Le contraddizioni, al contrario, regnano sovrane. Le liti in famiglia, con la sorella stufa di offrirle un ramoscello d’ulivo per poi ricevere accuse colme d’acredine, la velleità delle battaglie sociali, guastate dal solito pluralismo dei convincimenti personali, e l’immancabile effigie della panchina, che mal accoglie il riposo dell’insoddisfatta guerriera, finiscono addirittura col trascinare nella noia. Il colpo di coda, affidato alle ragioni del cuore preferite alle meditazioni, quantunque tradisca un flebile vigore drammatico, contribuisce ad animare la vicenda. Scongiurando, se non altro, il rischio che gli stereotipi, insieme al tedio di piombo, grondino banalità. L’antidoto alla pesantezza riposto nella carineria, anziché nella ricerca della felicità conquistata con la coscienza di sconfiggere gli schiaffi del destino grazie alla pervicacia morale, palesa il declino di Cosa resta della rivoluzione. Le prospettive beffeggiatrici, frammiste al ritratto impietoso del disinganno, cedono le armi alla sarabanda dei luoghi comuni.
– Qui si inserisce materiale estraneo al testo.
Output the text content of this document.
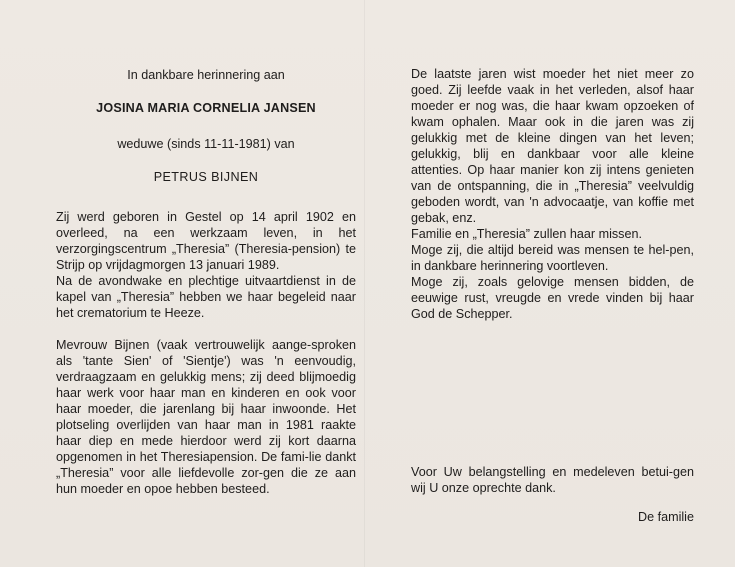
In dankbare herinnering aan

JOSINA MARIA CORNELIA JANSEN

weduwe (sinds 11-11-1981) van

PETRUS BIJNEN

Zij werd geboren in Gestel op 14 april 1902 en overleed, na een werkzaam leven, in het verzorgingscentrum „Theresia” (Theresia-pension) te Strijp op vrijdagmorgen 13 januari 1989.

Na de avondwake en plechtige uitvaartdienst in de kapel van „Theresia” hebben we haar begeleid naar het crematorium te Heeze.

Mevrouw Bijnen (vaak vertrouwelijk aange-sproken als 'tante Sien' of 'Sientje') was 'n eenvoudig, verdraagzaam en gelukkig mens; zij deed blijmoedig haar werk voor haar man en kinderen en ook voor haar moeder, die jarenlang bij haar inwoonde. Het plotseling overlijden van haar man in 1981 raakte haar diep en mede hierdoor werd zij kort daarna opgenomen in het Theresiapension. De fami-lie dankt „Theresia” voor alle liefdevolle zor-gen die ze aan hun moeder en opoe hebben besteed.

De laatste jaren wist moeder het niet meer zo goed. Zij leefde vaak in het verleden, alsof haar moeder er nog was, die haar kwam opzoeken of kwam ophalen. Maar ook in die jaren was zij gelukkig met de kleine dingen van het leven; gelukkig, blij en dankbaar voor alle kleine attenties. Op haar manier kon zij intens genieten van de ontspanning, die in „Theresia” veelvuldig geboden wordt, van 'n advocaatje, van koffie met gebak, enz.

Familie en „Theresia” zullen haar missen.

Moge zij, die altijd bereid was mensen te hel-pen, in dankbare herinnering voortleven.

Moge zij, zoals gelovige mensen bidden, de eeuwige rust, vreugde en vrede vinden bij haar God de Schepper.

Voor Uw belangstelling en medeleven betui-gen wij U onze oprechte dank.

De familie
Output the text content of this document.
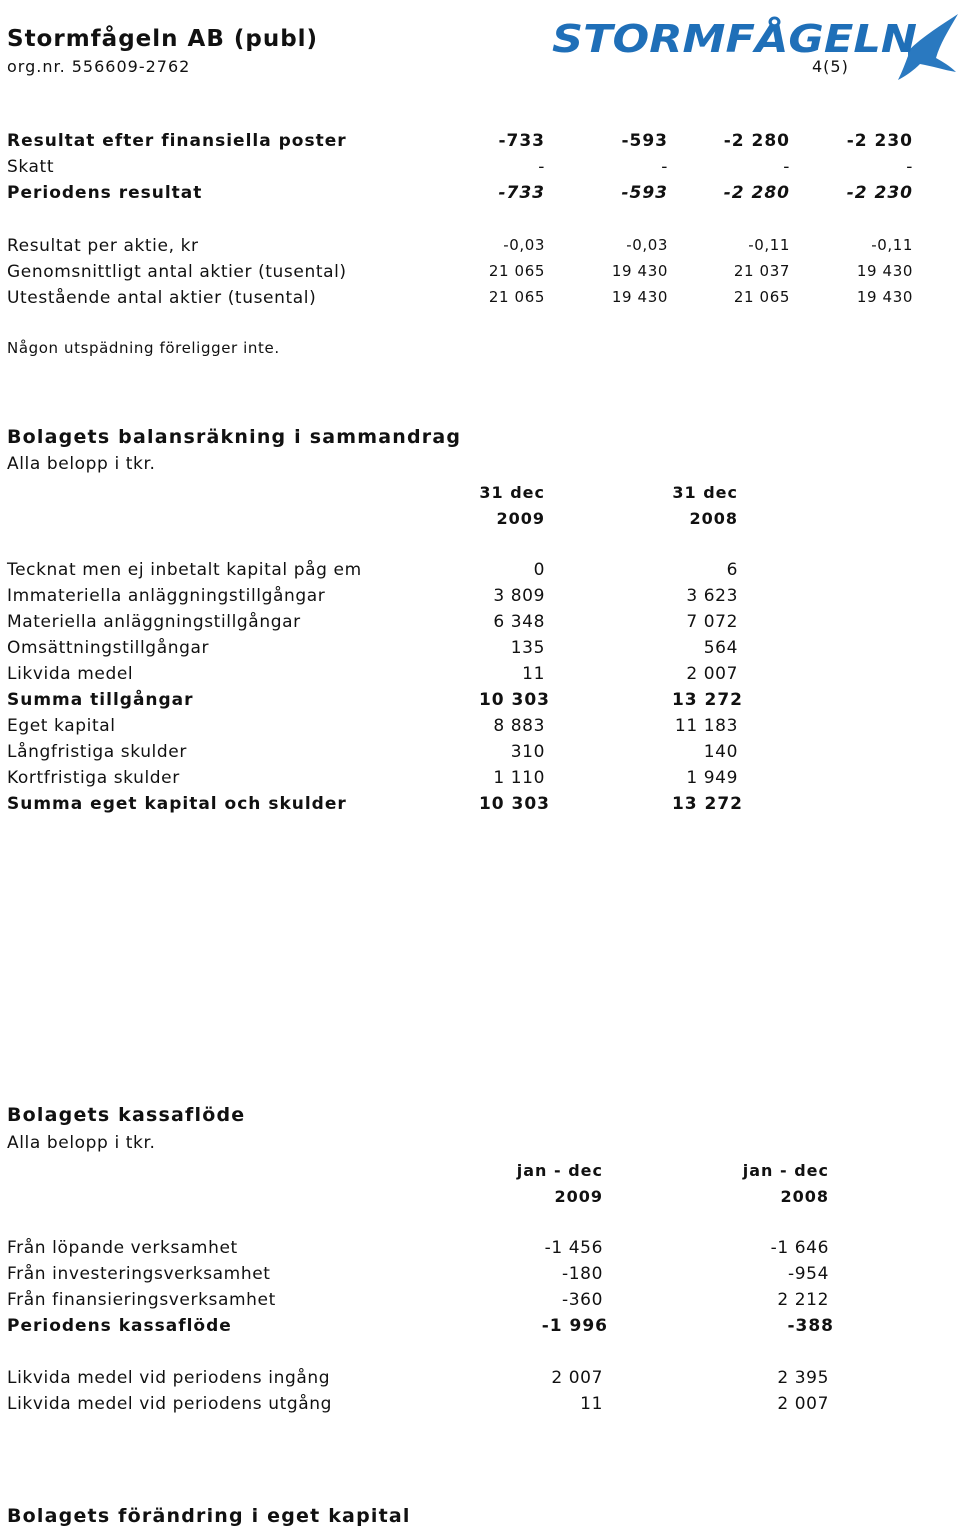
Stormfågeln AB (publ)
org.nr. 556609-2762	4(5)
STORMFÅGELN
Resultat efter finansiella poster	-733	-593	-2 280	-2 230
Skatt	-	-	-	-
Periodens resultat	-733	-593	-2 280	-2 230
Resultat per aktie, kr	-0,03	-0,03	-0,11	-0,11
Genomsnittligt antal aktier (tusental)	21 065	19 430	21 037	19 430
Utestående antal aktier (tusental)	21 065	19 430	21 065	19 430
Någon utspädning föreligger inte.
Bolagets balansräkning i sammandrag
Alla belopp i tkr.
31 dec	31 dec
2009	2008
Tecknat men ej inbetalt kapital påg em	0	6
Immateriella anläggningstillgångar	3 809	3 623
Materiella anläggningstillgångar	6 348	7 072
Omsättningstillgångar	135	564
Likvida medel	11	2 007
Summa tillgångar	10 303	13 272
Eget kapital	8 883	11 183
Långfristiga skulder	310	140
Kortfristiga skulder	1 110	1 949
Summa eget kapital och skulder	10 303	13 272
Bolagets kassaflöde
Alla belopp i tkr.
jan - dec	jan - dec
2009	2008
Från löpande verksamhet	-1 456	-1 646
Från investeringsverksamhet	-180	-954
Från finansieringsverksamhet	-360	2 212
Periodens kassaflöde	-1 996	-388
Likvida medel vid periodens ingång	2 007	2 395
Likvida medel vid periodens utgång	11	2 007
Bolagets förändring i eget kapital
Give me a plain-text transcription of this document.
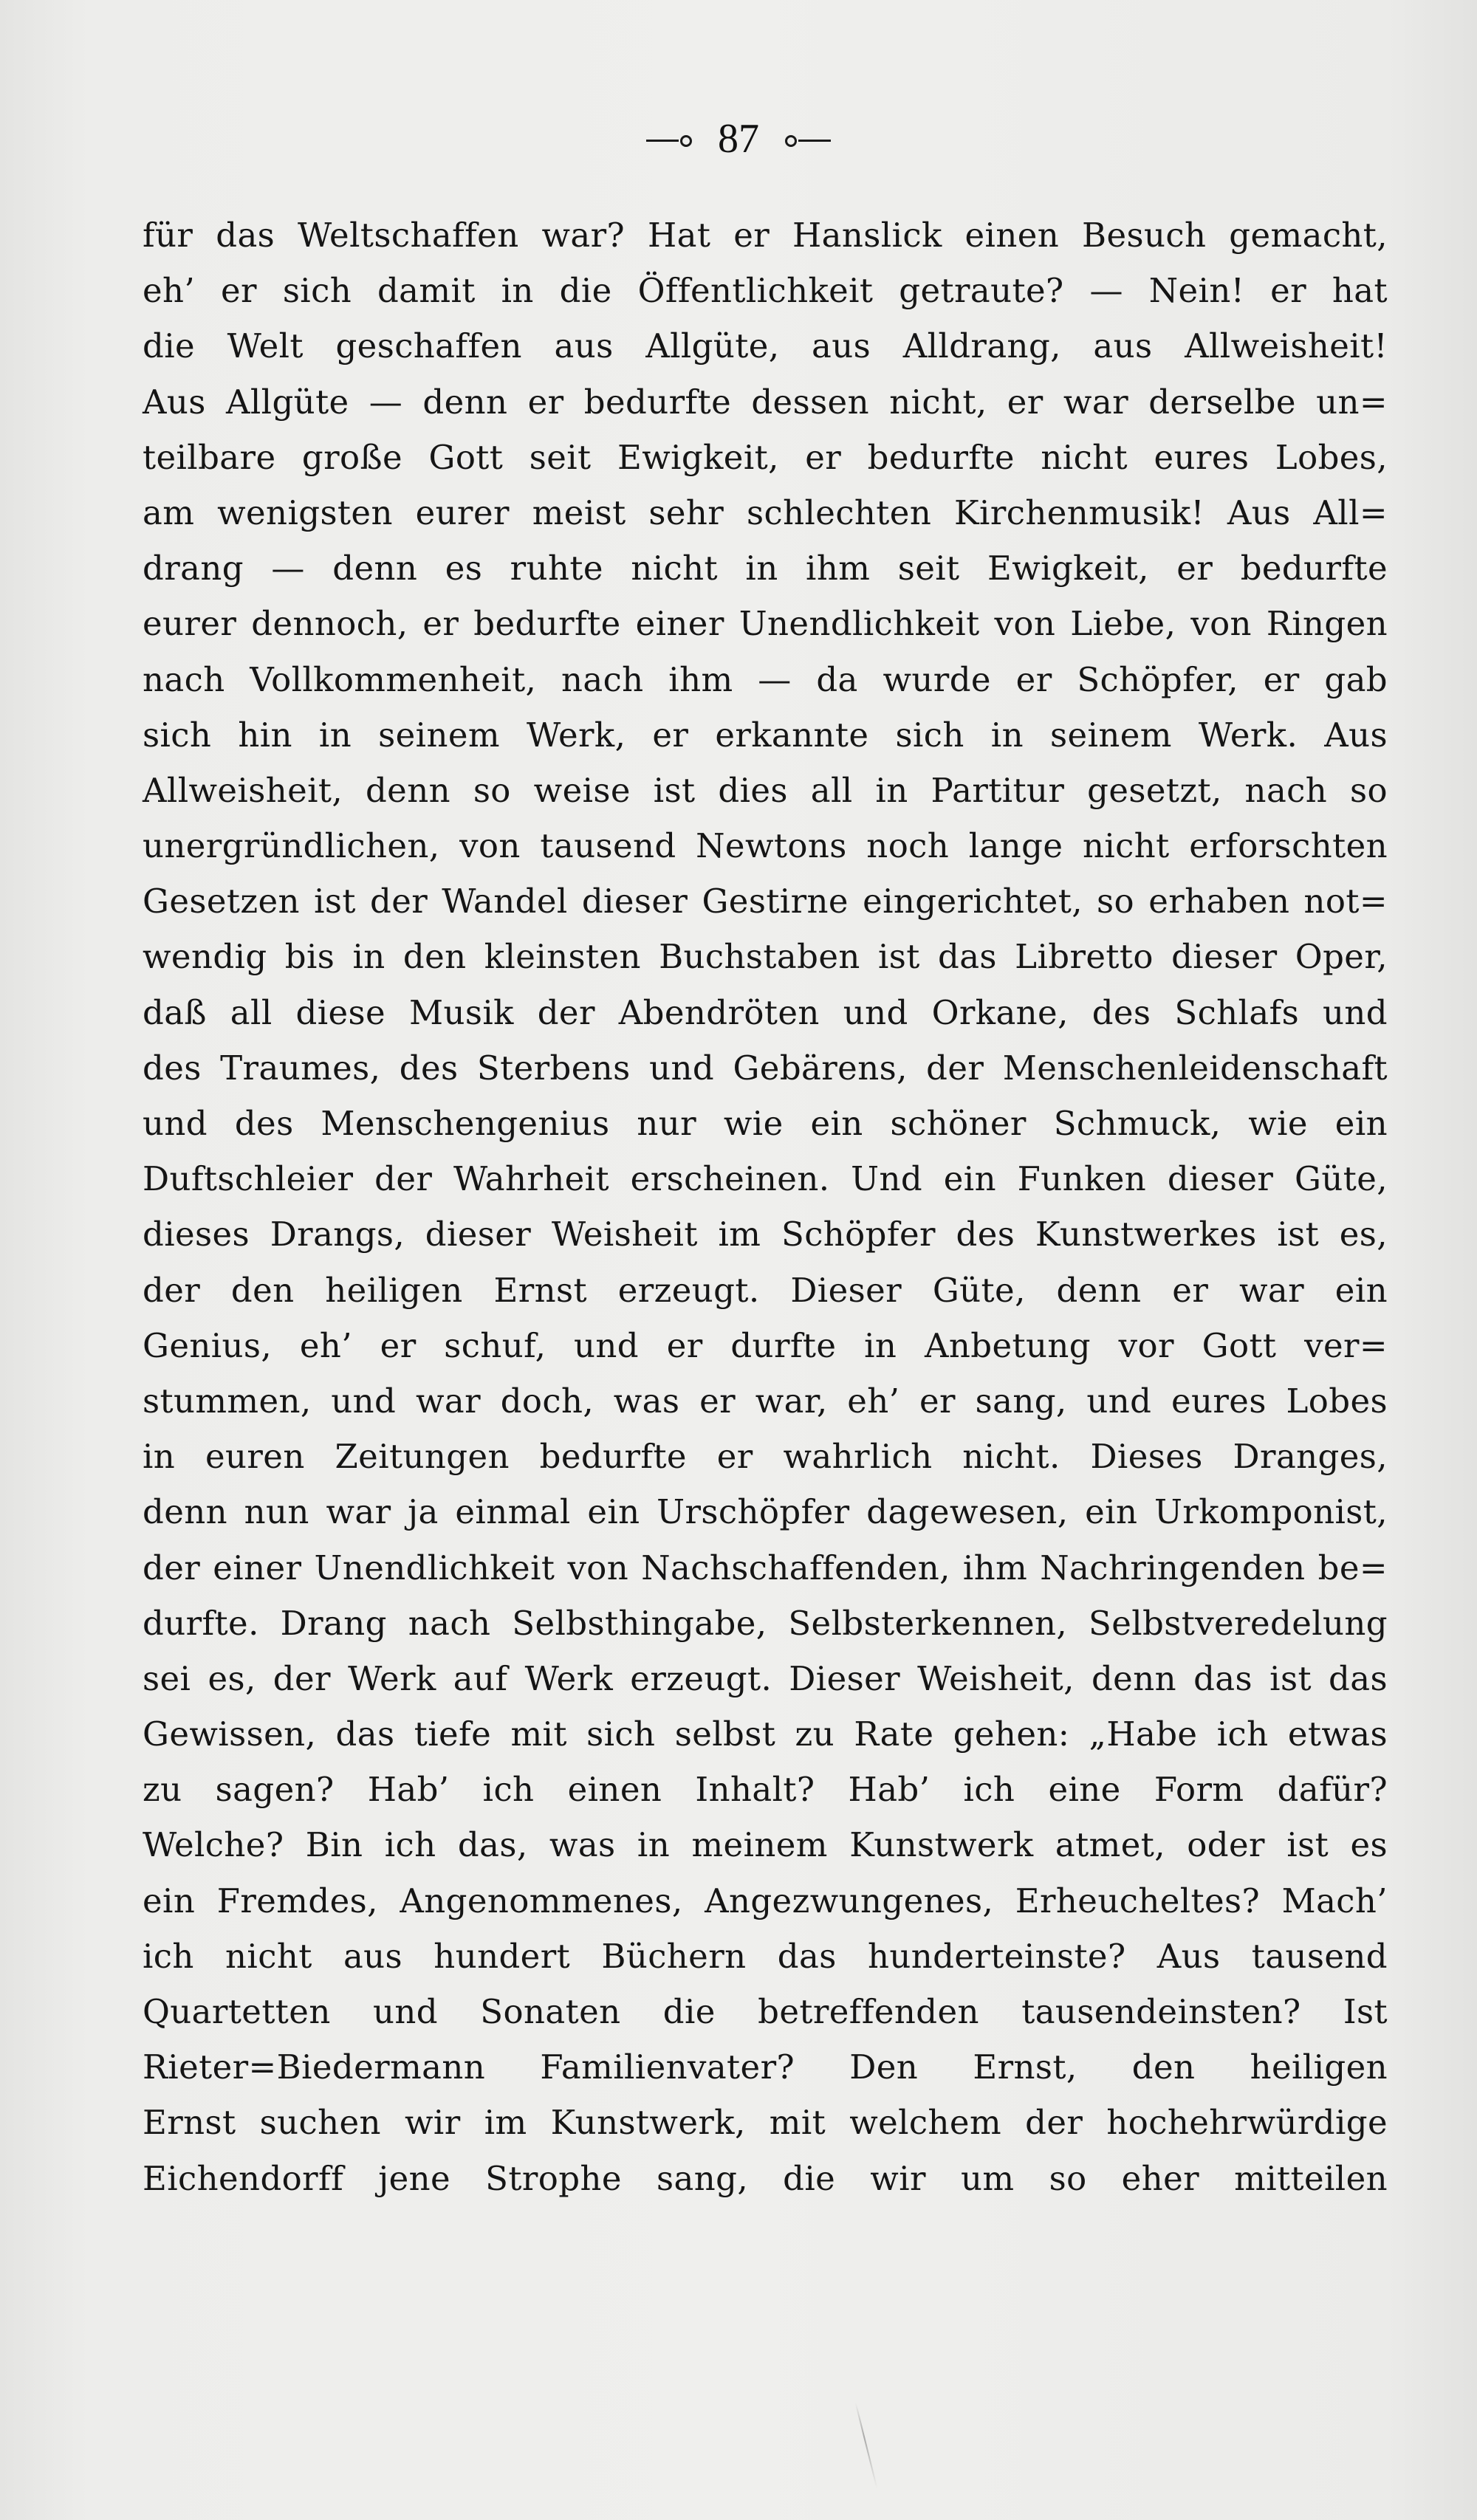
87
für das Weltschaffen war? Hat er Hanslick einen Besuch gemacht,
eh’ er sich damit in die Öffentlichkeit getraute? — Nein! er hat
die Welt geschaffen aus Allgüte, aus Alldrang, aus Allweisheit!
Aus Allgüte — denn er bedurfte dessen nicht, er war derselbe un=
teilbare große Gott seit Ewigkeit, er bedurfte nicht eures Lobes,
am wenigsten eurer meist sehr schlechten Kirchenmusik! Aus All=
drang — denn es ruhte nicht in ihm seit Ewigkeit, er bedurfte
eurer dennoch, er bedurfte einer Unendlichkeit von Liebe, von Ringen
nach Vollkommenheit, nach ihm — da wurde er Schöpfer, er gab
sich hin in seinem Werk, er erkannte sich in seinem Werk. Aus
Allweisheit, denn so weise ist dies all in Partitur gesetzt, nach so
unergründlichen, von tausend Newtons noch lange nicht erforschten
Gesetzen ist der Wandel dieser Gestirne eingerichtet, so erhaben not=
wendig bis in den kleinsten Buchstaben ist das Libretto dieser Oper,
daß all diese Musik der Abendröten und Orkane, des Schlafs und
des Traumes, des Sterbens und Gebärens, der Menschenleidenschaft
und des Menschengenius nur wie ein schöner Schmuck, wie ein
Duftschleier der Wahrheit erscheinen. Und ein Funken dieser Güte,
dieses Drangs, dieser Weisheit im Schöpfer des Kunstwerkes ist es,
der den heiligen Ernst erzeugt. Dieser Güte, denn er war ein
Genius, eh’ er schuf, und er durfte in Anbetung vor Gott ver=
stummen, und war doch, was er war, eh’ er sang, und eures Lobes
in euren Zeitungen bedurfte er wahrlich nicht. Dieses Dranges,
denn nun war ja einmal ein Urschöpfer dagewesen, ein Urkomponist,
der einer Unendlichkeit von Nachschaffenden, ihm Nachringenden be=
durfte. Drang nach Selbsthingabe, Selbsterkennen, Selbstveredelung
sei es, der Werk auf Werk erzeugt. Dieser Weisheit, denn das ist das
Gewissen, das tiefe mit sich selbst zu Rate gehen: „Habe ich etwas
zu sagen? Hab’ ich einen Inhalt? Hab’ ich eine Form dafür?
Welche? Bin ich das, was in meinem Kunstwerk atmet, oder ist es
ein Fremdes, Angenommenes, Angezwungenes, Erheucheltes? Mach’
ich nicht aus hundert Büchern das hunderteinste? Aus tausend
Quartetten und Sonaten die betreffenden tausendeinsten? Ist
Rieter=Biedermann Familienvater? Den Ernst, den heiligen
Ernst suchen wir im Kunstwerk, mit welchem der hochehrwürdige
Eichendorff jene Strophe sang, die wir um so eher mitteilen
Il tentativo di sublimarli negli enfatici chiarimenti, al pari dell’icasticità dei caratteri acuiti dai conflitti generazionali , non lascia tracce rilevanti. I brindisi in zona Cesarini, le riunioni da ultimo all’insegna della calma dei forti, il lavacro purificale, nei panni del calumet della pace, e le coccole in acqua con la dolce metà, sulle note di una colonna sonora avvezza alla retorica, chiudono il cerchio. Delineando alla brava l’asprezza del profilo di Venere. Racchiuso nei limiti del cinema d’intrattenimento che insegue la fittizia elezione stilistica con l’incongruente copia e incolla di venature asciutte ed enfatici accenti. Zeppi di miele e poveri di fosforo.